There were men who played on his first basketball teams at Arkansas Tech in the late 1940s. There were dozens of other people who fondly remember his competitiveness and innovative spirit. There were many more that never knew the man, but have felt his influence nonetheless.
They all gathered at Hindsman Tower on Saturday morning to dedicate the structure in memory and in honor of Sam Hindsman, legendary coach and teacher at Arkansas Tech University.
“Sam Hindsman has a legacy in athletics that is unmatched by anyone in this region,” said Arkansas Tech President Dr. Robert C. Brown. “Beyond that, he made deep and lasting contributions to life at Arkansas Tech. He was a molder of men. That fact is a lasting tribute that goes to the heart of who we are and what we do at Arkansas Tech.”
Arkansas Tech announced in August 2010 that an alumni committee had been developed with a goal of raising $300,000 to build a structure in honor of Hindsman. Less than two months later, ground was broken on the project and it was announced that the fund-raising goal had been surpassed.
Designed by AMR Architects of Little Rock, Hindsman Tower stands at one of the busiest pedestrian crossroads on the Arkansas Tech campus. It is just south of the Ross Pendergraft Library and Technology Center and just north of Baswell Techionery.

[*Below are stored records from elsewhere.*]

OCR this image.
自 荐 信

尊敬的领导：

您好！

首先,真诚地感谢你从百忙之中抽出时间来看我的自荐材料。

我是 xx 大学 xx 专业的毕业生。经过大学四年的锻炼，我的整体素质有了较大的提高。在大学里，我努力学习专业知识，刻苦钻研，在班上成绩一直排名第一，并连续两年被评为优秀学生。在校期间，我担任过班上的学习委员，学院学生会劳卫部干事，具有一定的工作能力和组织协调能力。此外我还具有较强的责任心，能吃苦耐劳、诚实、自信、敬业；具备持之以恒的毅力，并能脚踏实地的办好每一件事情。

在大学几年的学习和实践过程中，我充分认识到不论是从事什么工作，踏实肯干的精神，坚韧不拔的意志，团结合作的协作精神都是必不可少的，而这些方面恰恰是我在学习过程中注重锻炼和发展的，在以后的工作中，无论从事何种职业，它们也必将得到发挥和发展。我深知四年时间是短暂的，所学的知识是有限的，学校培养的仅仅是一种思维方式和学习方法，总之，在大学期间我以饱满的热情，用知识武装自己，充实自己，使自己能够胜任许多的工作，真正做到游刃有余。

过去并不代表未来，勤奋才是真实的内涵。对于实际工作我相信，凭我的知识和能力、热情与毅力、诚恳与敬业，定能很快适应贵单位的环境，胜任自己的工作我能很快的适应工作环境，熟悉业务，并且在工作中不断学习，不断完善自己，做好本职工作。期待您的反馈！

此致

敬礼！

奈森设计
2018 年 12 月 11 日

“A very broad base of supporters and donors ensured this would happen,” said Robert Norman, who played football under Hindsman and served in a leadership role for the Hindsman Tower Committee. “It is so much fun to be part of this lasting memorial. Coach was special. I believe this is special for him.”

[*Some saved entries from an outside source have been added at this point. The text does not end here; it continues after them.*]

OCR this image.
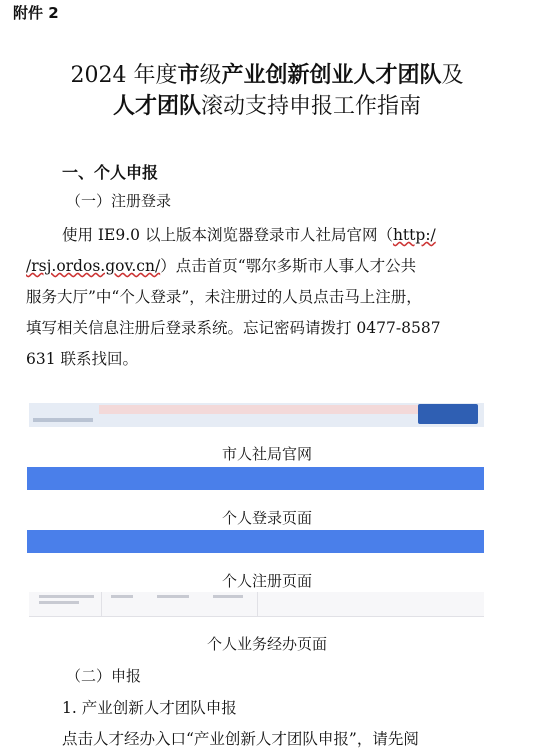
附件 2
2024 年度市级产业创新创业人才团队及
人才团队滚动支持申报工作指南
一、个人申报
（一）注册登录
使用 IE9.0 以上版本浏览器登录市人社局官网（http:/
/rsj.ordos.gov.cn/）点击首页“鄂尔多斯市人事人才公共
服务大厅”中“个人登录”，未注册过的人员点击马上注册，
填写相关信息注册后登录系统。忘记密码请拨打 0477-8587
631 联系找回。
市人社局官网
个人登录页面
个人注册页面
个人业务经办页面
（二）申报
1. 产业创新人才团队申报
点击人才经办入口“产业创新人才团队申报”，请先阅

Hindsman was hired by Arkansas Tech in 1947 to serve as head basketball coach and as a physical education instructor. He inherited a Wonder Boys basketball program that had never won a conference championship.
Over the course of the next 19 seasons, Hindsman established a college basketball dynasty the likes of which had never been seen in Arkansas.

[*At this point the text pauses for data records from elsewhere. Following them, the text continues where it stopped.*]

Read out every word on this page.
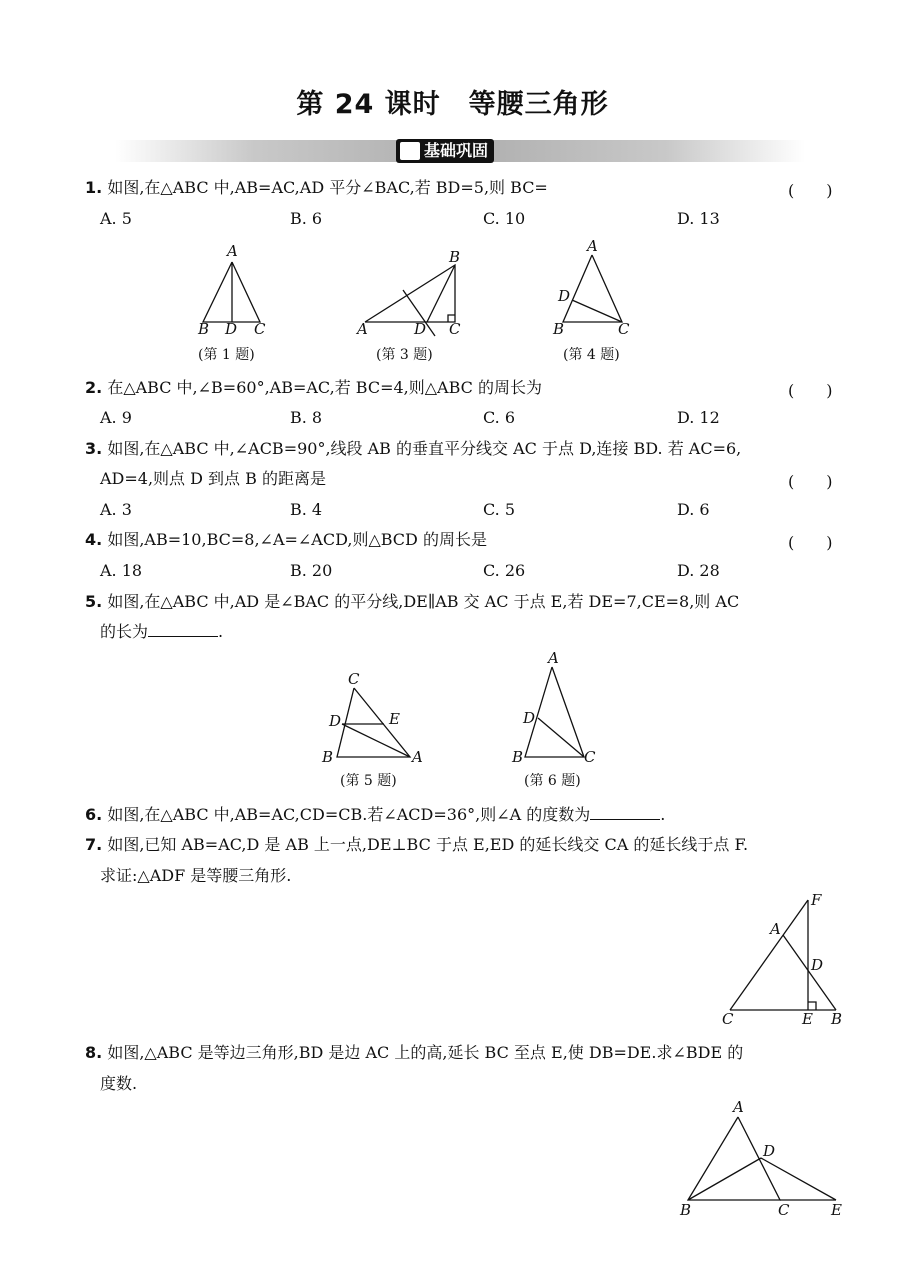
第 24 课时　等腰三角形
基础巩固
1. 如图,在△ABC 中,AB=AC,AD 平分∠BAC,若 BD=5,则 BC=	(　　)
A. 5	B. 6	C. 10	D. 13
A
B D C
(第 1 题)
B
A	D C
(第 3 题)
A
D
B	C
(第 4 题)
2. 在△ABC 中,∠B=60°,AB=AC,若 BC=4,则△ABC 的周长为	(　　)
A. 9	B. 8	C. 6	D. 12
3. 如图,在△ABC 中,∠ACB=90°,线段 AB 的垂直平分线交 AC 于点 D,连接 BD. 若 AC=6,
AD=4,则点 D 到点 B 的距离是	(　　)
A. 3	B. 4	C. 5	D. 6
4. 如图,AB=10,BC=8,∠A=∠ACD,则△BCD 的周长是	(　　)
A. 18	B. 20	C. 26	D. 28
5. 如图,在△ABC 中,AD 是∠BAC 的平分线,DE∥AB 交 AC 于点 E,若 DE=7,CE=8,则 AC
的长为	.
C
D	E
B	A
(第 5 题)
A
D
B	C
(第 6 题)
6. 如图,在△ABC 中,AB=AC,CD=CB.若∠ACD=36°,则∠A 的度数为	.
7. 如图,已知 AB=AC,D 是 AB 上一点,DE⊥BC 于点 E,ED 的延长线交 CA 的延长线于点 F.
求证:△ADF 是等腰三角形.
F
A
D
C	E B
8. 如图,△ABC 是等边三角形,BD 是边 AC 上的高,延长 BC 至点 E,使 DB=DE.求∠BDE 的
度数.
A
D
B	C	E
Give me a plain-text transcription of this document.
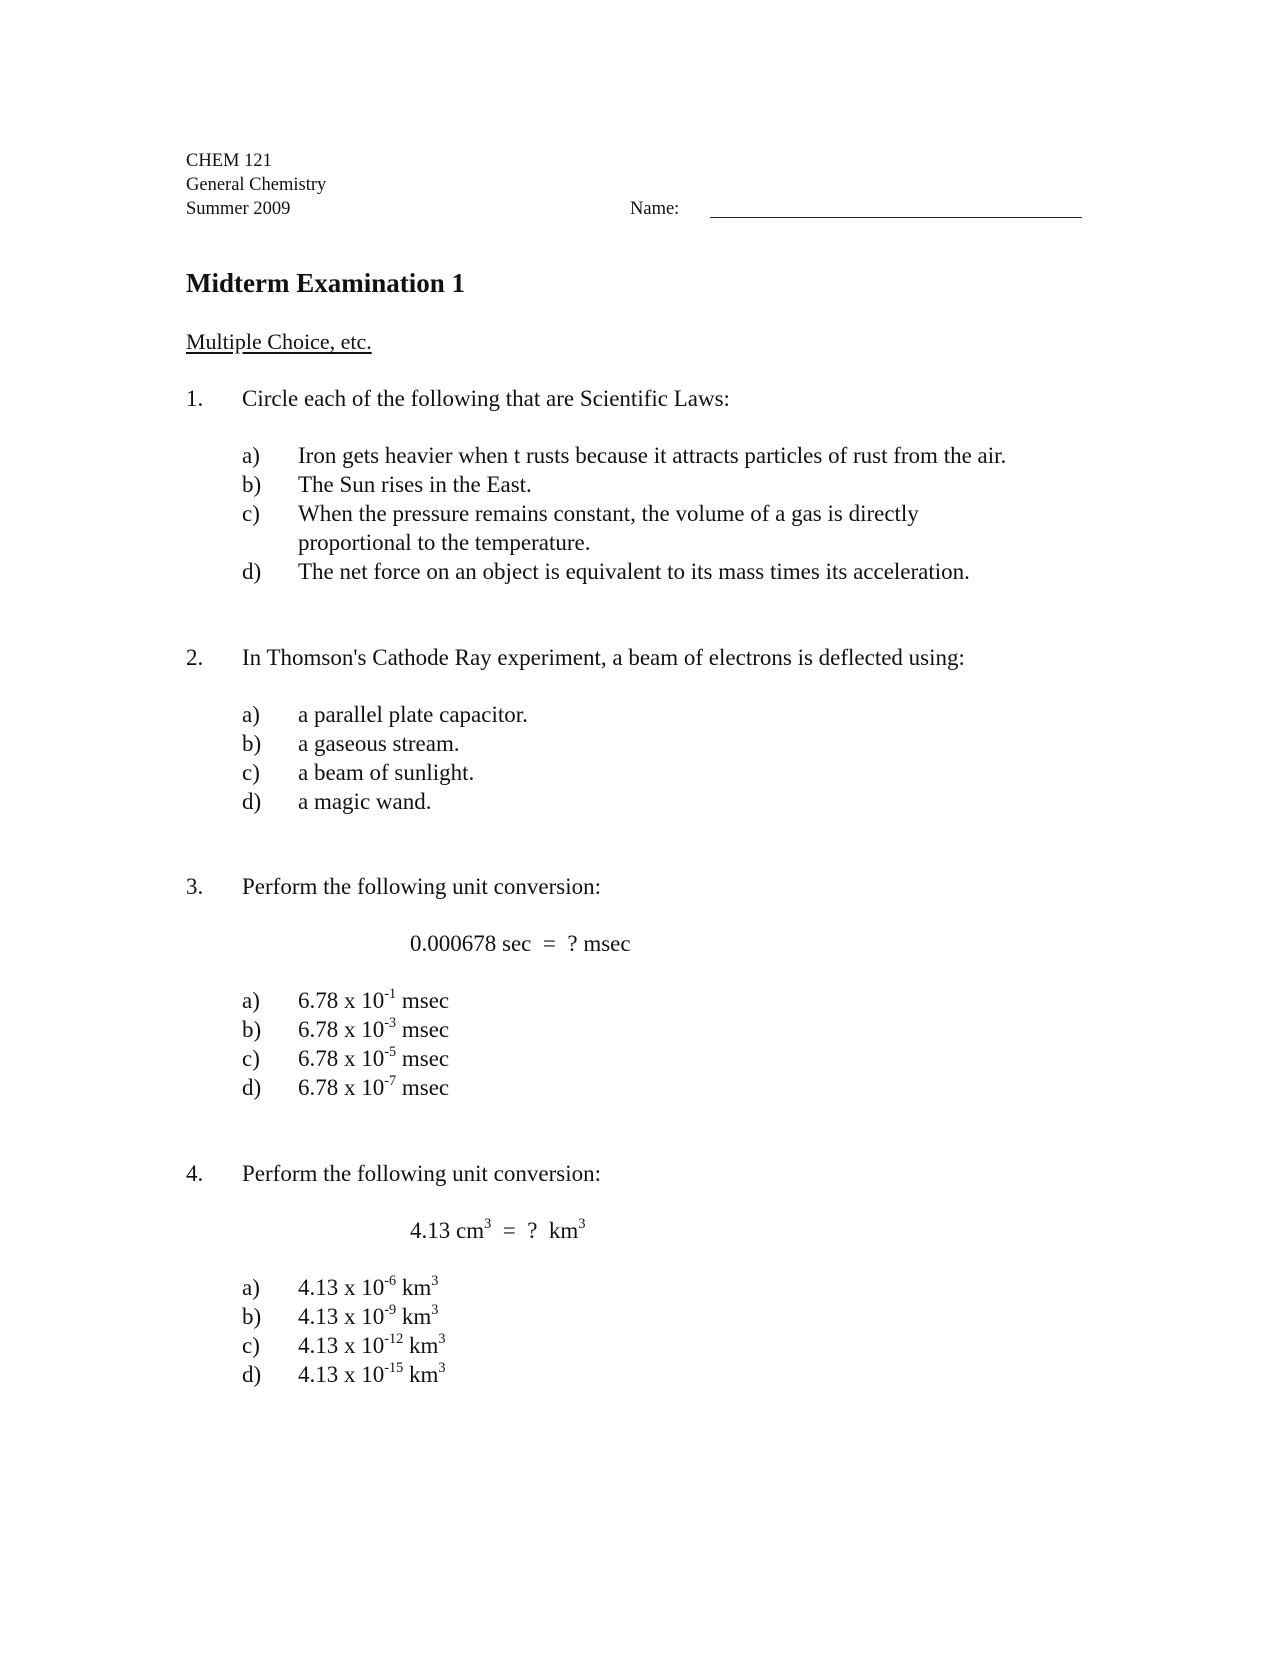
CHEM 121
General Chemistry
Summer 2009	Name:
Midterm Examination 1
Multiple Choice, etc.
1. Circle each of the following that are Scientific Laws:
a) Iron gets heavier when t rusts because it attracts particles of rust from the air.
b) The Sun rises in the East.
c) When the pressure remains constant, the volume of a gas is directly
proportional to the temperature.
d) The net force on an object is equivalent to its mass times its acceleration.
2. In Thomson's Cathode Ray experiment, a beam of electrons is deflected using:
a) a parallel plate capacitor.
b) a gaseous stream.
c) a beam of sunlight.
d) a magic wand.
3. Perform the following unit conversion:
0.000678 sec = ? msec
a) 6.78 x $10^{-1}$ msec
b) 6.78 x $10^{-3}$ msec
c) 6.78 x $10^{-5}$ msec
d) 6.78 x $10^{-7}$ msec
4. Perform the following unit conversion:
4.13 $cm^3$ = ?  $km^3$
a) 4.13 x $10^{-6}$ $km^3$
b) 4.13 x $10^{-9}$ $km^3$
c) 4.13 x $10^{-12}$ $km^3$
d) 4.13 x $10^{-15}$ $km^3$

Hindsman won 355 games and 11 Arkansas Intercollegiate Conference championships as the Arkansas Tech head men’s basketball coach. He led the Wonder Boys to nine NAIA National Tournament berths, including back-to-back trips to the NAIA national semifinals in 1954 and 1955.
His ability to connect with and teach young men extended beyond the basketball floor.
Hindsman served as head football coach at Arkansas Tech from 1954-58. He won 83 percent of his conference games during those five gridiron seasons and the Wonder Boys won AIC titles in his first and last seasons on the sideline.
Add in the two AIC bowling titles that he led Tech to in the 1960s, and Hindsman’s final count for conference titles at Arkansas Tech was 15.
Through it all, he continued to serve as an instructor and administrator in the physical education department until he left the university in 1969 to assume leadership of the Arkansas state office for weights and measures.
“Sam left us with something not only about love and family — he left us with a pride and a desire to always compete and give it our best,” said Barger Tygart, who like Norman played football for Hindsman and helped lead the Hindsman Tower fundraising effort. “As we worked on this project, we reminded ourselves what it was really about — a tribute to Sam Hindsman and what he meant to his family, this university and this community.”
Hindsman, who passed away in 1997, was inducted into the Arkansas Tech Hall of Distinction under the Distinguished Service category in 1980. He was enshrined in the Arkansas Sports Hall of Fame in 1981.
He is also a member of the University of Memphis Athletic Hall of Fame, and he holds the distinction as the first recipient of the NAIA national basketball coach of the year award. He earned that honor in 1954.
“When this bell rings,” said E.C. O’Neal, an All-America basketball player under Hindsman in 1953 and 1954, “may we be reminded of the legacy of a great man — Sam Hindsman.”